Ефим ушел. Коляска валялась, подушка рядом, между нами надежные стволы сосен, я каждый из них знал наощупь, и родной мох, и муравьиную кучу… Но я не мог даже приблизиться к коляске. Что-то Ефим разрушил во мне. Пропало настроение ездить. Любимое место оказалось испорчено, мне стыдно было представить, что заберусь обратно. Хотя так приятно катить с ветерком, плотно обхватывая ладонями рубчатые шины. Перчатки потертые, но толстые, кожаные, шегольские, с хлястиком и кнопочкой на запястьи. Мать говорила, «как у гонщика…» Нет, больше не могу. «Ты человек настроений…» Она моих настроений не одобряла. С одной стороны ей нравилось, что у меня все решалось вдруг и бесповоротно, и все-таки, она говорила, поступать следует разумно, при чем тут настроение…
Я вижу — коляска лежит на боку, колеса задрала, и подушечка моя на траве, розовое на зеленом. И гоночные перчатки тут же на вереске, скрюченными пальцами к небу. Как я могу их взять, напялить, и снова все также? Испортил мне настроение Ефим и навсегда освободил от легкой жизни. И я по дереву, по старой чешуйчатой коре, начал карабкаться, сдирая ногти и кожу, — и встал, сначала согнувшись словно кланяясь кому-то, а потом кто-то мне сказал, негромкий голос сзади — встань прямо… Никого там не было, кругом чужой мир, я в пустом воздухе вишу на страшной высоте, а муравьи, мои товарищи бессменные, далеко внизу копошатся. И подо мной колышутся тонкие отростки — мои ноги, на них можно кое-как держаться, если во что-то надежное вцепишься руками, а на большее эти подставки не способны. И то, что ниже колен у меня — теперь болит. Мало сказано — боль вгрызлась в меня, рвет мясо и жжет нещадно.

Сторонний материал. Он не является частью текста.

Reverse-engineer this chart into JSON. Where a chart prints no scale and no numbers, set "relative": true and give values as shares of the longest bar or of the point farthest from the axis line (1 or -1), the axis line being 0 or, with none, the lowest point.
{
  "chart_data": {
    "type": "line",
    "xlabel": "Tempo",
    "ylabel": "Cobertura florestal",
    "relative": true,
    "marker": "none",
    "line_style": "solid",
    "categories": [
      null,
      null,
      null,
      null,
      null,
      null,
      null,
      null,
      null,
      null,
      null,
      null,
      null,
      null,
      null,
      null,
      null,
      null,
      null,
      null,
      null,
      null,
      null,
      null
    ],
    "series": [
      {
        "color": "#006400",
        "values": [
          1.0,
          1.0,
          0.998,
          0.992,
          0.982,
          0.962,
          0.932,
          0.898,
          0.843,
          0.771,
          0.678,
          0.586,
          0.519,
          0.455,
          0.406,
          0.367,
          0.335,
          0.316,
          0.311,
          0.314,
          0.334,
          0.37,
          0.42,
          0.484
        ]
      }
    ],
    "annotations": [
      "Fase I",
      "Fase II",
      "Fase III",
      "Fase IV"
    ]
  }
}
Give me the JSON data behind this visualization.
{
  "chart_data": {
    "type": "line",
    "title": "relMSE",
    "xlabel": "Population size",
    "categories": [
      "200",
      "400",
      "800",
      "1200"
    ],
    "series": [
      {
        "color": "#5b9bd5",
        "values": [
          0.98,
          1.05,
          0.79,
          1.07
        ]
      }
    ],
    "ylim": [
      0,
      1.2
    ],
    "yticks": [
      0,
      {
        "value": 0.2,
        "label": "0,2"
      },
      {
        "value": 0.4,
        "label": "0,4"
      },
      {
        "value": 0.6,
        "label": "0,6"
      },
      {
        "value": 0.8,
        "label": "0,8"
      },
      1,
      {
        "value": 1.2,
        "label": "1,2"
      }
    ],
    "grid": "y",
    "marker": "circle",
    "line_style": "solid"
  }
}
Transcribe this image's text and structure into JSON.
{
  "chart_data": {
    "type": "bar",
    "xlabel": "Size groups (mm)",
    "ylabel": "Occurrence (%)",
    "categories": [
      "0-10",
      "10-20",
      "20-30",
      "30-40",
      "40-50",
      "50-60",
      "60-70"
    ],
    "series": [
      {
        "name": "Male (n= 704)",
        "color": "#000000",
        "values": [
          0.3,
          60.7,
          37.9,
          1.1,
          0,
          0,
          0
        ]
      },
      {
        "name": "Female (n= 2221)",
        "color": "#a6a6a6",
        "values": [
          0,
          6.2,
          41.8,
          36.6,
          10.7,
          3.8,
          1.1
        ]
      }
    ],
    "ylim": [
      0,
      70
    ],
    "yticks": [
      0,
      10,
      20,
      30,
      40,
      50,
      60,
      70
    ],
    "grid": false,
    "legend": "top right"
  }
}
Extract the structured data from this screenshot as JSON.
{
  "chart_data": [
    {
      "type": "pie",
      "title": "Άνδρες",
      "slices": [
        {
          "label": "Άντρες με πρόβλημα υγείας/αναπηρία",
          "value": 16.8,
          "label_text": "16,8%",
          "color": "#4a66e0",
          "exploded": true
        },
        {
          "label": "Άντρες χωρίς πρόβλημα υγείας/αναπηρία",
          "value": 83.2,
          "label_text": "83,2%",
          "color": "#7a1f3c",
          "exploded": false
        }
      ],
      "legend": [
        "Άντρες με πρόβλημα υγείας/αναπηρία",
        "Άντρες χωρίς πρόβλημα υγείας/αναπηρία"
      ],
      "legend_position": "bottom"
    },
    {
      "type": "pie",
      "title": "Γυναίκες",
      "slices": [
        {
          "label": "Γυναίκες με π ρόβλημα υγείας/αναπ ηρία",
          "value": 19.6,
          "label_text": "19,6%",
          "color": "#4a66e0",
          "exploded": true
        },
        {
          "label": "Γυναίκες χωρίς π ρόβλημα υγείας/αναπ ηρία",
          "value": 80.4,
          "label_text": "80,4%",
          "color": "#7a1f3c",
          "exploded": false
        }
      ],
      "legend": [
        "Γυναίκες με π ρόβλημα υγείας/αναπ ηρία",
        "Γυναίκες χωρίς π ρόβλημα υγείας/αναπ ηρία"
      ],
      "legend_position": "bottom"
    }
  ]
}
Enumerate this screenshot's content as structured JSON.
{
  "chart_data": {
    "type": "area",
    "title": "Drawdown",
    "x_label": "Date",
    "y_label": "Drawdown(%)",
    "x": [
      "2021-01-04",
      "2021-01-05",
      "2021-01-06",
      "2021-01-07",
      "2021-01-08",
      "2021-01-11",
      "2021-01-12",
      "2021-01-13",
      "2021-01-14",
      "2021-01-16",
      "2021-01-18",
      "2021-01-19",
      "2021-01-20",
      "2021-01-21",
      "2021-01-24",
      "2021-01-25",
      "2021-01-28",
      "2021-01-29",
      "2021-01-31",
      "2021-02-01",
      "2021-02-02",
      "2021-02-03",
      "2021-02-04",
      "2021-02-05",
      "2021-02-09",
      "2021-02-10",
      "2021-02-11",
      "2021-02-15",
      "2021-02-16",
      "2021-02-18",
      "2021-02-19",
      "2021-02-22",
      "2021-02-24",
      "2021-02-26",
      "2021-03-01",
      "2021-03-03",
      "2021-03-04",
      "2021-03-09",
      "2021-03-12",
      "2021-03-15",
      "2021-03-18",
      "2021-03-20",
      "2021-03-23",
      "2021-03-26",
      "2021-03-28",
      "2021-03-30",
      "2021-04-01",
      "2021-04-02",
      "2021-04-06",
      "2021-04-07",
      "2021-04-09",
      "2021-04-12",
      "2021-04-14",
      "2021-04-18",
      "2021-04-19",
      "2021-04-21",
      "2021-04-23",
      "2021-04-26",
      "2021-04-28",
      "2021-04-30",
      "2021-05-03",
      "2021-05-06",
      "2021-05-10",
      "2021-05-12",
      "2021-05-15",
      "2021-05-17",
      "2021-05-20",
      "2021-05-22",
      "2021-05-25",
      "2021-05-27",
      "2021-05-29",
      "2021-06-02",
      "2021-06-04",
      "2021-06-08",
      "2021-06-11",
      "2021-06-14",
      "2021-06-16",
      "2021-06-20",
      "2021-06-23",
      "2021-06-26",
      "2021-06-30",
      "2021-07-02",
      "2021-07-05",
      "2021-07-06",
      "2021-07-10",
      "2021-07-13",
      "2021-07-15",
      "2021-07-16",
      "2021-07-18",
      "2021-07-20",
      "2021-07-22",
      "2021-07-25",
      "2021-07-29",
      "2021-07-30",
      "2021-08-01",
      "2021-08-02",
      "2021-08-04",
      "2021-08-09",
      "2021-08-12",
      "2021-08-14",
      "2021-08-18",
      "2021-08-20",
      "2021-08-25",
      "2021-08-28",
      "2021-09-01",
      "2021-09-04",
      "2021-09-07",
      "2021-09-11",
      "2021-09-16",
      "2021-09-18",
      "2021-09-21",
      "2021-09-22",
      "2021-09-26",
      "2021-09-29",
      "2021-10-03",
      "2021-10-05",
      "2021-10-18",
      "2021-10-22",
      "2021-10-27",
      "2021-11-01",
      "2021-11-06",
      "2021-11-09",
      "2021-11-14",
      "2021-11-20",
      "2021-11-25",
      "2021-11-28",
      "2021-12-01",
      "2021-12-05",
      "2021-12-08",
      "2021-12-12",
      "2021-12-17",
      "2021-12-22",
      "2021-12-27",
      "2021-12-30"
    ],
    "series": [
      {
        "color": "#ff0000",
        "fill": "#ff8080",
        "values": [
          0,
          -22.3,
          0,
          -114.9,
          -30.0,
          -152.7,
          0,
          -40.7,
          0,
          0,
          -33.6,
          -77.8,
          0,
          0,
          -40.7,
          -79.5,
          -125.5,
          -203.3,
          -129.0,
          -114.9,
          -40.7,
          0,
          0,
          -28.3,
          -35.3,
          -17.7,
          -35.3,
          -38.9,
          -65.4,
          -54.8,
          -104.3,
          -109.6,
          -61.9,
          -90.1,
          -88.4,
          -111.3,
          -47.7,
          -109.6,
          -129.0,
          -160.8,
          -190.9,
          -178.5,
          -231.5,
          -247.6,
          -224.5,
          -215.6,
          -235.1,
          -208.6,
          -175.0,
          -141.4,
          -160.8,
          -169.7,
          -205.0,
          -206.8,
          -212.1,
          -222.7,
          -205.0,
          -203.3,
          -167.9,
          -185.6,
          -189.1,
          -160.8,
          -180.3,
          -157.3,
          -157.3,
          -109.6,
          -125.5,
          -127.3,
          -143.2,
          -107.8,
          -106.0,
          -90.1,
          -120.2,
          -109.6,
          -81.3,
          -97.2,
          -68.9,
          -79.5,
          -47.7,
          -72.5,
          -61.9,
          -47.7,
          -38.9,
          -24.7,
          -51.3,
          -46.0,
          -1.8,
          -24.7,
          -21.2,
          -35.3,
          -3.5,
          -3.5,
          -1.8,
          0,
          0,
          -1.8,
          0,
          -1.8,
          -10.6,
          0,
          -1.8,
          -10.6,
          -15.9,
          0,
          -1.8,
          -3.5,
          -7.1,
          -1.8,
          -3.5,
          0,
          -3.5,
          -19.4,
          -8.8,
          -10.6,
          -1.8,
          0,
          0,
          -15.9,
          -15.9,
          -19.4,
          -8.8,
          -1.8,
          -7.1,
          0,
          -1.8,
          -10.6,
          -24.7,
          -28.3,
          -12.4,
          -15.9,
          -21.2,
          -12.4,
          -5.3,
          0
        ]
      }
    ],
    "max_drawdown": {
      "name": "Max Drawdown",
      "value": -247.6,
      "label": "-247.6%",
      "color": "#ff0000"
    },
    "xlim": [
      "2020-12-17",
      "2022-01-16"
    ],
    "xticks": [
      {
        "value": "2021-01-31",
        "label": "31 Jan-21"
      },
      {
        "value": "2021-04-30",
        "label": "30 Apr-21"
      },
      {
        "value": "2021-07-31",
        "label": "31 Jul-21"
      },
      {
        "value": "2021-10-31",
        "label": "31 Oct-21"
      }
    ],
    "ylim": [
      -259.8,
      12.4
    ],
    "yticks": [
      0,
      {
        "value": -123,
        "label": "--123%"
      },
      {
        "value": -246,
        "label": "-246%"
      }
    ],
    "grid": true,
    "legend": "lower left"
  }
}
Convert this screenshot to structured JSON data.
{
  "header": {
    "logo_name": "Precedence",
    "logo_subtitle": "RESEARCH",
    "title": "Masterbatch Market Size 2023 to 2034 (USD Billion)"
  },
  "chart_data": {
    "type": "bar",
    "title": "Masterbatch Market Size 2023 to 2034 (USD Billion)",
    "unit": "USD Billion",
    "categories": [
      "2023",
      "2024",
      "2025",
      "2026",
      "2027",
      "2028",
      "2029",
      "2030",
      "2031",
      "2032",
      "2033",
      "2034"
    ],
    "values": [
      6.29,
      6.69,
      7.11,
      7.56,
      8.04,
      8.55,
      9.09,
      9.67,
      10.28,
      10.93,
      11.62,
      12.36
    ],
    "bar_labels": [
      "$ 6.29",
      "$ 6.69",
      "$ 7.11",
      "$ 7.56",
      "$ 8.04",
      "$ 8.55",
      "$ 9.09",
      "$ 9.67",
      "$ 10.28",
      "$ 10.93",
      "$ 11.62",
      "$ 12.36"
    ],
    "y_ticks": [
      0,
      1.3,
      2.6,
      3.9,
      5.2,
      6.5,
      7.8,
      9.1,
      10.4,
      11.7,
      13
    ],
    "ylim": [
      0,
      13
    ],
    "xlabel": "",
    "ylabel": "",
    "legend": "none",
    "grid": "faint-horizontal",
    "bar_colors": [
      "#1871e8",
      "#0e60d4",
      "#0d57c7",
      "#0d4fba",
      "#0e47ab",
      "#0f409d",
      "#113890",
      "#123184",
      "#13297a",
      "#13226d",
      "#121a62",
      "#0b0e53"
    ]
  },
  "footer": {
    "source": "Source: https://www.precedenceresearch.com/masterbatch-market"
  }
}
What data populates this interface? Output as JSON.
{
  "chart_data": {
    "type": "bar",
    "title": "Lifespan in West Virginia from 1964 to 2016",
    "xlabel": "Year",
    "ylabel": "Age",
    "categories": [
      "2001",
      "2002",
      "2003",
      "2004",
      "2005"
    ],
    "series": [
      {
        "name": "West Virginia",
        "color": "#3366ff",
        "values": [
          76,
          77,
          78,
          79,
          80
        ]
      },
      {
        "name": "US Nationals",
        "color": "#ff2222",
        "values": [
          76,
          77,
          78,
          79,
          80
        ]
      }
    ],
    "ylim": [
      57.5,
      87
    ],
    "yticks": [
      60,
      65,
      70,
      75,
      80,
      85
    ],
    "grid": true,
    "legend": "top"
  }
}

И с тех пор никогда не оставляла, лучше — хуже, да, но всегда со мной. Причем ночью, если лежишь, то терпимо. А встать… Как вскарабкаешься на эти живые костыли, сразу покрываешься холодным липким потом, и до вечера в сплошном тумане и мареве. Но потом, как ни странно, привык, нашел способы бороться. Неправда, только не бороться, с этой сукой похитрей надо. Я скоро понял, что делать. С ней нужно слиться, чтобы позабыть. Самому стать болью. Словами трудно объяснить, тут главное — не бояться, понять, что это и есть твое нормальное состояние. Никакого страха. Ужас вырастает, когда ждешь перемен, надеешься, что боль пройдет или хотя бы затихнет. Это от нетерпения. Сердце лезет на стенку, если ждешь просвета. Никакого нетерпения!.. В общем, оказалось, что и так можно жить, если очень хочешь. «Знай, боль знак беды, а беда уже вся произошла, ниоткуда больше не вытечет, сосуд рассохся» — так мать сказала мне, когда я тихо плакал, было один раз, она застала. Она единственная, правильно понимала, в ней не было жалости.
«Главная беда не боль, а страх. Ты не бойся, хуже не будет. Боль не смерть, а ведь и смерть тысячу раз побеждают, а она нас — только один. От боли не умирают, от страха — сколько угодно. Если болит, значит живой еще. И никогда не думай — за что?.. Самая поганая мысль. Ни за что, так или никак. Жизни наплевать, есть ты или нет. Знай навсегда — никто тебе не должен, нигде тебя не любят, нигде не ждут. Тогда легче будет. Так устроено. Никакого в этом нет смысла, считай, что тебе еще повезло — искоркой мелькнул в черной дыре, а мог и не возникать. А встретишь свет, тепло, тем более радуйся — особая удача..»
Тогда я думал, она не любит меня, а теперь считаю по-иному. Тогда я думал — как жестоко, пожалела бы, по голове погладила… А теперь вижу, что тогда было бы. Любовь приятное чувство, но в сущности сопли. Мать уважала во мне живое существо, и хотела дать оружие для борьбы, чтоб не скис, не лег бы на первом же перекрестке, когда придется дорогу переходить. Правда, с этой коляской она дала сначала слабину, но потом уж молчала, когда я стонал, ползал и хватался за стенки. И я встал и пошел, да. Боженька ваш, сволочь, не помог мне. Ефим мне помог, моя мать, и я сам, сам!